Everything from this point on is optional, but there's optional, and then there's optional. When your radiation oncologist says that it's up to you whether to do radiation, and that there's no firm data on the likelihood of recurrence, but breast cancer recurrence used to be 40%, and now it's probably less than 10%, though there's really no hard data on that (too many variables, not enough studies), but *regardless*, radiation therapy should knock down whatever it is by half to two-thirds, you take that seriously. (Yes, it took me a moment to parse all those numbers, but basically, let's say the chance of recurrence is 10%, then radiation therapy would knock it down to 3-5%. I like those odds better.)
They're going to call me Monday to schedule the set-up appointment for the radiation, probably at the end of next week. Apparently, I get three tiny tattoos on my breast as part of the process -- dots, basically, to mark relevant location for targeted radiation. It's not as sexy as it sounds. (If I were ever vain about my breasts, I've had that knocked out of me by now. The poor things definitely look like they've been around the block a few times!)
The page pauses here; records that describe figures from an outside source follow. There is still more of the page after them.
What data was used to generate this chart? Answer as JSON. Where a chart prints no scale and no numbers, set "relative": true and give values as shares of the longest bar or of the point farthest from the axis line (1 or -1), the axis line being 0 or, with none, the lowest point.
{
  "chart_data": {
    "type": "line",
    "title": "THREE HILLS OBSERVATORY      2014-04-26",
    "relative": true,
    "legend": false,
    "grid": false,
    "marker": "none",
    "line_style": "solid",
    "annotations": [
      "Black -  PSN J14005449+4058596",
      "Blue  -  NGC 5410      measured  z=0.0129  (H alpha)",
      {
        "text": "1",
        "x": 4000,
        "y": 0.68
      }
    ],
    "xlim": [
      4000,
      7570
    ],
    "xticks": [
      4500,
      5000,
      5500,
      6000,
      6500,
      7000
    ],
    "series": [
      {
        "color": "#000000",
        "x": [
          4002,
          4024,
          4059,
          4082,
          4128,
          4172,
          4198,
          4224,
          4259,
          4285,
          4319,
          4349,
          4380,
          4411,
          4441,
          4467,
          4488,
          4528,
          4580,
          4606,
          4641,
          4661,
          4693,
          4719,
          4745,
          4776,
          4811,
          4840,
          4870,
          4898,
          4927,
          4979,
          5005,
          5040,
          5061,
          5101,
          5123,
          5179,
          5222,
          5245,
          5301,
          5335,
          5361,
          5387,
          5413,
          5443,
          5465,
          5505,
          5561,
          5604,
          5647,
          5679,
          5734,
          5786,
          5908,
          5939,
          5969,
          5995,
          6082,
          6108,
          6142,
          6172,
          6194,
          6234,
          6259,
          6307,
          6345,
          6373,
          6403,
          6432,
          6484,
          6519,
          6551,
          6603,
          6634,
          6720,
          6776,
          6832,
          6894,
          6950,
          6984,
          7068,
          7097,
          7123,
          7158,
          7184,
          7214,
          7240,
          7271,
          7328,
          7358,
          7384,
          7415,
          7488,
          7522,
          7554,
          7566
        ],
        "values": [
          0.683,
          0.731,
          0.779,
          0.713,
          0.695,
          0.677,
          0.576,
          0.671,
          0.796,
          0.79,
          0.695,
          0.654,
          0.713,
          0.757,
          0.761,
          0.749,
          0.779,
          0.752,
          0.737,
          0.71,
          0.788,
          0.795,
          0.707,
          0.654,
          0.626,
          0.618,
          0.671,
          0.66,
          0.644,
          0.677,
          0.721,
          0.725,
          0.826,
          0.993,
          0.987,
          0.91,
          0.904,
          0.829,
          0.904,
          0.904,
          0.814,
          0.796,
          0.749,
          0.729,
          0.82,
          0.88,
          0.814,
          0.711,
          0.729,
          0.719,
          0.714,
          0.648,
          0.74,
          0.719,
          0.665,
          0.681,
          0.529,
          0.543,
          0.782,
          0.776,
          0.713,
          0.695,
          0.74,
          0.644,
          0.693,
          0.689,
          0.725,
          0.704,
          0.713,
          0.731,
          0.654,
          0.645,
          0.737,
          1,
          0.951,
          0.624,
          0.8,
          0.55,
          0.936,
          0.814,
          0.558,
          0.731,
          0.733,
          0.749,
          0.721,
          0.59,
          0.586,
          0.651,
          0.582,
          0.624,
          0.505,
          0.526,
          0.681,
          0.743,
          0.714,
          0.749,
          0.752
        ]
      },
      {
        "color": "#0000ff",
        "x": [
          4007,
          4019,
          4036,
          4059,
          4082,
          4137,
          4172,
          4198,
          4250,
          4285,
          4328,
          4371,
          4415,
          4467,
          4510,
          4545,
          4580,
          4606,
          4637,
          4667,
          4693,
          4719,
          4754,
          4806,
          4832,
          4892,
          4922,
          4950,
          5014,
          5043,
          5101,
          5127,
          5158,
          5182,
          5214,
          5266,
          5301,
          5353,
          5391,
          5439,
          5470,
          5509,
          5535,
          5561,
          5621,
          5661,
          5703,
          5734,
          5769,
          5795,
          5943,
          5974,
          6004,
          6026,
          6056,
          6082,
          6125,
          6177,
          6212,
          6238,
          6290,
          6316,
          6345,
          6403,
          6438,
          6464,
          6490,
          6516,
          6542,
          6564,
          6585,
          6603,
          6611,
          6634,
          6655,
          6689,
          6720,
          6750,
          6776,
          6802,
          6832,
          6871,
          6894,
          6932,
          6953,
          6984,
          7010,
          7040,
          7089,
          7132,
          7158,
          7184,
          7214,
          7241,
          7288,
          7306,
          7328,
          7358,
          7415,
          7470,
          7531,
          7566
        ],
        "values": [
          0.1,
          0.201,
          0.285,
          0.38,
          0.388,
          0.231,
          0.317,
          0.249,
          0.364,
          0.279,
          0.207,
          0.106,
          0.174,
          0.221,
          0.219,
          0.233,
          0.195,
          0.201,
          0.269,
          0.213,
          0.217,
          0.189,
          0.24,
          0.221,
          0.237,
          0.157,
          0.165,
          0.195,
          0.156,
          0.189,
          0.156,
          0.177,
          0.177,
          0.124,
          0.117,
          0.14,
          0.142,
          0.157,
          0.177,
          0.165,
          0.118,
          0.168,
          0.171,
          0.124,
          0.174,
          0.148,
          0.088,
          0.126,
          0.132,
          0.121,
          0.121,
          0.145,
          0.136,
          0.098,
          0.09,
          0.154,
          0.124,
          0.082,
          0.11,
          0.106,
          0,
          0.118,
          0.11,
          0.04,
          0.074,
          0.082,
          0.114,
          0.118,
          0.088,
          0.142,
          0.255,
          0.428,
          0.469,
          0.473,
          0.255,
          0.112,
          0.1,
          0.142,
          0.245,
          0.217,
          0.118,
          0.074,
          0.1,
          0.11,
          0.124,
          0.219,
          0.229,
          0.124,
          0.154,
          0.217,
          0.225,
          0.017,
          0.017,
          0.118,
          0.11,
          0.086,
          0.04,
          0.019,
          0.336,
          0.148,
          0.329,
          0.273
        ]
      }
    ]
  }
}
Radiation will be every weekday (they say to allow about half an hour at the hospital, though the actual procedure is just a few minutes) for six weeks, so I should be done with it right around Thanksgiving or a bit after. Fatigue (cumulative) is the main side effect, although apparently I will also have a noticeable tan on that breast. Which I find kind of funny.
And then after the radiation oncologist, you meet with the medical oncologist, and she says it's up to you whether to do a year of Herceptin, but she strongly advises it, because it comes with *another* 50% recurrence reduction. And you say okay, let's go with that. Can I handle going in once every three weeks for the next year to get poked in the port and then sit in the infusion chair for a few hours? If you'd asked me a month ago, I might have said no, because I was so sick of it by then -- but I've had a bit of a rest, and am feeling more stalwart. Especially since it turns out that what I had before was Herceptin + a kind of chemo, and this will be just Herceptin, so should have even fewer side effects -- I might not notice any, in fact! I think I can handle it, so Herceptin is on. First appointment is next Friday.
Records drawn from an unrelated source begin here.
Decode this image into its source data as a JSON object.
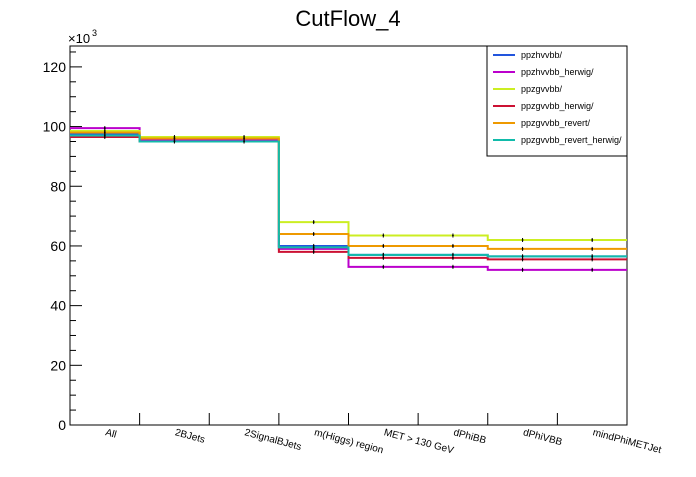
{
  "chart_data": {
    "type": "line",
    "title": "CutFlow_4",
    "y_multiplier_label": "×10",
    "y_multiplier_exp": "3",
    "categories": [
      "All",
      "2BJets",
      "2SignalBJets",
      "m(Higgs) region",
      "MET > 130 GeV",
      "dPhiBB",
      "dPhiVBB",
      "mindPhiMETJet"
    ],
    "ylim": [
      0,
      127
    ],
    "y_ticks": [
      0,
      20,
      40,
      60,
      80,
      100,
      120
    ],
    "y_tick_labels": [
      "0",
      "20",
      "40",
      "60",
      "80",
      "100",
      "120"
    ],
    "legend_position": "top-right",
    "series": [
      {
        "name": "ppzhvvbb/",
        "color": "#2255dd",
        "values": [
          97.5,
          95.5,
          95.5,
          60.0,
          57.0,
          57.0,
          56.5,
          56.5
        ]
      },
      {
        "name": "ppzhvvbb_herwig/",
        "color": "#bb00cc",
        "values": [
          99.5,
          95.5,
          95.5,
          59.0,
          53.0,
          53.0,
          52.0,
          52.0
        ]
      },
      {
        "name": "ppzgvvbb/",
        "color": "#ccee22",
        "values": [
          98.5,
          96.5,
          96.5,
          68.0,
          63.5,
          63.5,
          62.0,
          62.0
        ]
      },
      {
        "name": "ppzgvvbb_herwig/",
        "color": "#cc1133",
        "values": [
          96.5,
          95.0,
          95.0,
          58.0,
          56.0,
          56.0,
          55.5,
          55.5
        ]
      },
      {
        "name": "ppzgvvbb_revert/",
        "color": "#ee9900",
        "values": [
          98.0,
          96.0,
          96.0,
          64.0,
          60.0,
          60.0,
          59.0,
          59.0
        ]
      },
      {
        "name": "ppzgvvbb_revert_herwig/",
        "color": "#11bbaa",
        "values": [
          97.0,
          95.0,
          95.0,
          59.5,
          57.0,
          57.0,
          56.5,
          56.5
        ]
      }
    ]
  }
}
But then some parts are less clear. Standard of care says that I need to be offered Taxol, which is another kind of chemo. But we talked over a bunch of specifics about my particular case (how my cancer responded to the prior drugs, success of the surgery, etc.), and we both decided we're fine with skipping that one. I am very glad to be done with chemo (and this also means I can start radiation right away, rather than waiting to be done with the Taxol). Chemo isn't nearly as bad as it used to be, thanks to the much improved anti-nausea drugs, but I wouldn't call it fun.
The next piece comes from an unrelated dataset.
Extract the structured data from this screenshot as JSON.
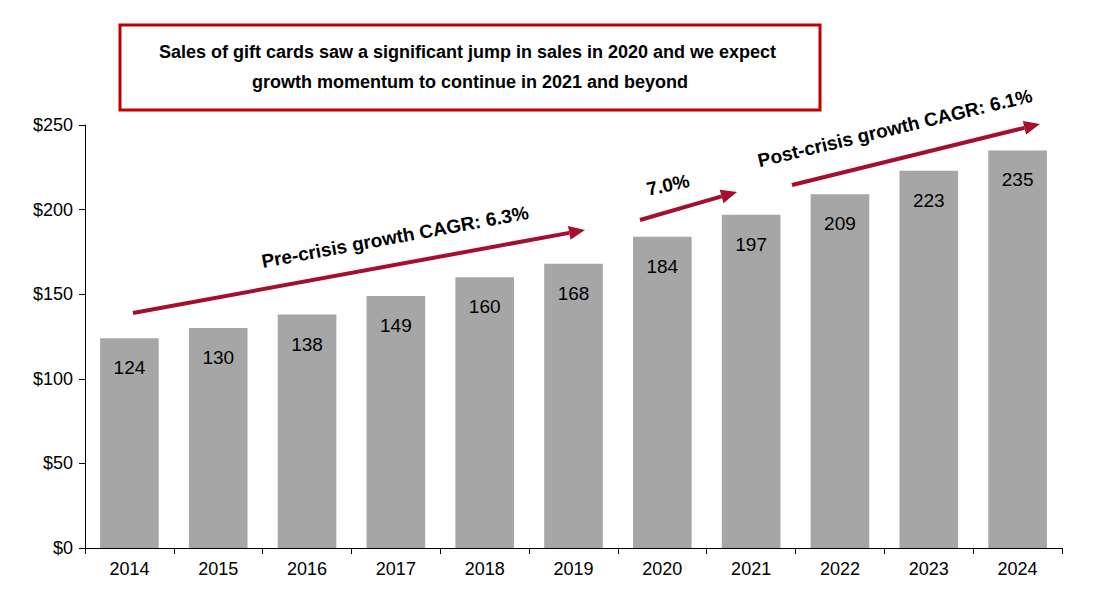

And it turns out that while I am basically forbidden from getting a hormonal IUD again, it doesn't really matter, because she strongly recommends my starting ovarian suppression therapy (because ovaries pump out a lot of hormones, and my cancer is the kind that's very susceptible to those, if I'm understanding right). It means a shot once a month, for, oh, the next ten years or so, until I would be old enough to be expected to naturally be in menopause; it's basically artificial menopause.
Am I thrilled about getting a shot once a month for the next ten years? No. Am I happy to be done with periods? Gods, yes. If cancer weren't a factor, would I take that trade? I'm not sure -- I might, actually, because I really hated dealing with periods that much. But cancer *is* a factor, and this lowers the chance of recurrence even more, so while I have a week or so to think about it and research a bit (because I haven't really looked into this part at all), I probably will go ahead and start that too.
It's interesting, trying to balance the value of time-consuming / painful / tedious medical procedures against a somewhat unknown risk of recurrence. It'd be nice if there were a magic device that would just pronounce me CURED, and tell me (and my doctors) that we didn't have to bother with any of this. But while science may be an exact science, our understanding of it is not that actually all that exact yet. We take all the information we have, we make the best decisions we can. Prepare for the worst, hope for the best, roll the dice and see what happens.
There are days when I look at my silver hairs, when I feel the creaks in my body when I get out of the chair I've been sitting in too long, when I remember that my grandparents died in their 60s, and at 44, I feel old. And then there are other days when I remember that one great-grandmother lived to be over a hundred, and I have her genes too, along with much better nutrition and medicine than she had access to. I remember that I've only been a grown-up for a little over two decades, and I might have six more decades of adulthood to go. And I feel very young indeed.